Ele caminhou até a porta, levou a mão ao ferrolho e, antes de abrir, virou-se uma última vez com aquele meio sorriso que era, ao mesmo tempo, um convite e uma condenação.

—Escuta bem: você já sabe onde eu estou. Se cansar dos trepadas com gosto de baunilha, é só aparecer. Este quarto não é o Corsa, mas eu continuo sendo o mesmo e sempre estarei disposto a te lembrar da puta que você pode ser quando tira a fantasia. Você decide quando precisa da sua dose.

Engoli em seco, sentindo a umidade voltar a aflorar diante da promessa daquele castigo periódico.

—Uma vez por semana? —sugeri, com uma voz que já não escondia minha fome.

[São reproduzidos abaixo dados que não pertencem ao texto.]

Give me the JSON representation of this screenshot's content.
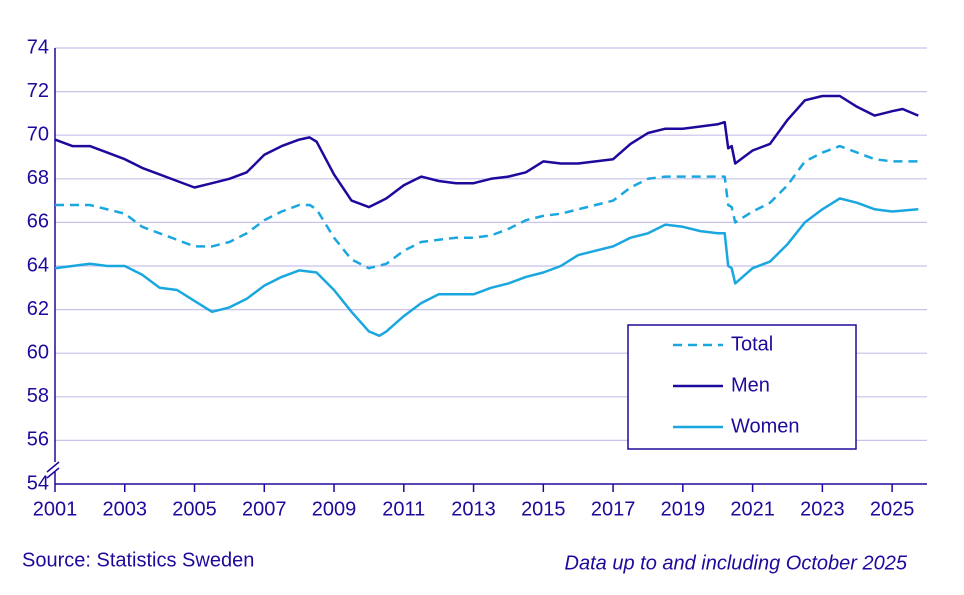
{
  "chart_data": {
    "type": "line",
    "ylim": [
      54,
      74
    ],
    "yticks": [
      54,
      56,
      58,
      60,
      62,
      64,
      66,
      68,
      70,
      72,
      74
    ],
    "xlim": [
      2001,
      2026
    ],
    "xticks": [
      2001,
      2003,
      2005,
      2007,
      2009,
      2011,
      2013,
      2015,
      2017,
      2019,
      2021,
      2023,
      2025
    ],
    "grid": true,
    "legend": "lower right",
    "source": "Source: Statistics Sweden",
    "note": "Data up to and including October 2025",
    "series": [
      {
        "name": "Total",
        "color": "#1aa7e0",
        "dashed": true,
        "x": [
          2001,
          2002,
          2003,
          2003.5,
          2004,
          2004.5,
          2005,
          2005.5,
          2006,
          2006.5,
          2007,
          2007.5,
          2008,
          2008.3,
          2008.5,
          2009,
          2009.5,
          2010,
          2010.5,
          2011,
          2011.5,
          2012,
          2012.5,
          2013,
          2013.5,
          2014,
          2014.5,
          2015,
          2015.5,
          2016,
          2016.5,
          2017,
          2017.5,
          2018,
          2018.5,
          2019,
          2019.5,
          2020,
          2020.2,
          2020.3,
          2020.4,
          2020.5,
          2021,
          2021.5,
          2022,
          2022.5,
          2023,
          2023.5,
          2024,
          2024.5,
          2025,
          2025.75
        ],
        "values": [
          66.8,
          66.8,
          66.4,
          65.8,
          65.5,
          65.2,
          64.9,
          64.9,
          65.1,
          65.5,
          66.1,
          66.5,
          66.8,
          66.8,
          66.6,
          65.3,
          64.3,
          63.9,
          64.1,
          64.7,
          65.1,
          65.2,
          65.3,
          65.3,
          65.4,
          65.7,
          66.1,
          66.3,
          66.4,
          66.6,
          66.8,
          67.0,
          67.6,
          68.0,
          68.1,
          68.1,
          68.1,
          68.1,
          68.1,
          66.8,
          66.7,
          66.0,
          66.5,
          66.9,
          67.7,
          68.8,
          69.2,
          69.5,
          69.2,
          68.9,
          68.8,
          68.8
        ]
      },
      {
        "name": "Men",
        "color": "#1d0a9c",
        "dashed": false,
        "x": [
          2001,
          2001.5,
          2002,
          2002.5,
          2003,
          2003.5,
          2004,
          2004.5,
          2005,
          2005.5,
          2006,
          2006.5,
          2007,
          2007.5,
          2008,
          2008.3,
          2008.5,
          2009,
          2009.5,
          2010,
          2010.5,
          2011,
          2011.5,
          2012,
          2012.5,
          2013,
          2013.5,
          2014,
          2014.5,
          2015,
          2015.5,
          2016,
          2016.5,
          2017,
          2017.5,
          2018,
          2018.5,
          2019,
          2019.5,
          2020,
          2020.2,
          2020.3,
          2020.4,
          2020.5,
          2021,
          2021.5,
          2022,
          2022.5,
          2023,
          2023.5,
          2024,
          2024.5,
          2025,
          2025.3,
          2025.75
        ],
        "values": [
          69.8,
          69.5,
          69.5,
          69.2,
          68.9,
          68.5,
          68.2,
          67.9,
          67.6,
          67.8,
          68.0,
          68.3,
          69.1,
          69.5,
          69.8,
          69.9,
          69.7,
          68.2,
          67.0,
          66.7,
          67.1,
          67.7,
          68.1,
          67.9,
          67.8,
          67.8,
          68.0,
          68.1,
          68.3,
          68.8,
          68.7,
          68.7,
          68.8,
          68.9,
          69.6,
          70.1,
          70.3,
          70.3,
          70.4,
          70.5,
          70.6,
          69.4,
          69.5,
          68.7,
          69.3,
          69.6,
          70.7,
          71.6,
          71.8,
          71.8,
          71.3,
          70.9,
          71.1,
          71.2,
          70.9
        ]
      },
      {
        "name": "Women",
        "color": "#1aa7e0",
        "dashed": false,
        "x": [
          2001,
          2001.5,
          2002,
          2002.5,
          2003,
          2003.5,
          2004,
          2004.5,
          2005,
          2005.5,
          2006,
          2006.5,
          2007,
          2007.5,
          2008,
          2008.5,
          2009,
          2009.5,
          2010,
          2010.3,
          2010.5,
          2011,
          2011.5,
          2012,
          2012.5,
          2013,
          2013.5,
          2014,
          2014.5,
          2015,
          2015.5,
          2016,
          2016.5,
          2017,
          2017.5,
          2018,
          2018.5,
          2019,
          2019.5,
          2020,
          2020.2,
          2020.3,
          2020.4,
          2020.5,
          2021,
          2021.5,
          2022,
          2022.5,
          2023,
          2023.5,
          2024,
          2024.5,
          2025,
          2025.75
        ],
        "values": [
          63.9,
          64.0,
          64.1,
          64.0,
          64.0,
          63.6,
          63.0,
          62.9,
          62.4,
          61.9,
          62.1,
          62.5,
          63.1,
          63.5,
          63.8,
          63.7,
          62.9,
          61.9,
          61.0,
          60.8,
          61.0,
          61.7,
          62.3,
          62.7,
          62.7,
          62.7,
          63.0,
          63.2,
          63.5,
          63.7,
          64.0,
          64.5,
          64.7,
          64.9,
          65.3,
          65.5,
          65.9,
          65.8,
          65.6,
          65.5,
          65.5,
          64.0,
          63.9,
          63.2,
          63.9,
          64.2,
          65.0,
          66.0,
          66.6,
          67.1,
          66.9,
          66.6,
          66.5,
          66.6
        ]
      }
    ]
  }
}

—Fechado —sentenciou, abrindo a porta—. Mas da próxima vez eu quero você com menos roupa e mais vontade de obedecer. Agora vai. Você tem que buscar seus filhos, não é? Faz cara de santa, limpa bem o cabelo e faz o jantar pro seu maridinho enquanto pensa em como eu vou te arrebentar na próxima terça.

Saí da cafeteria sob a luz do entardecer, caminhando firme sobre os meus saltos. O ar fresco da rua bateu no meu rosto, mas por dentro eu continuava em chamas. Sabia que, ao chegar em casa, beijaria Andrés e ouviria suas histórias cotidianas com um sorriso paciente. Mas também sabia que, sob a mesa de jantar, cruzaria as pernas lembrando o peso de Hugo e o gosto da sua insolência, contando os minutos para que a semana recomeçasse.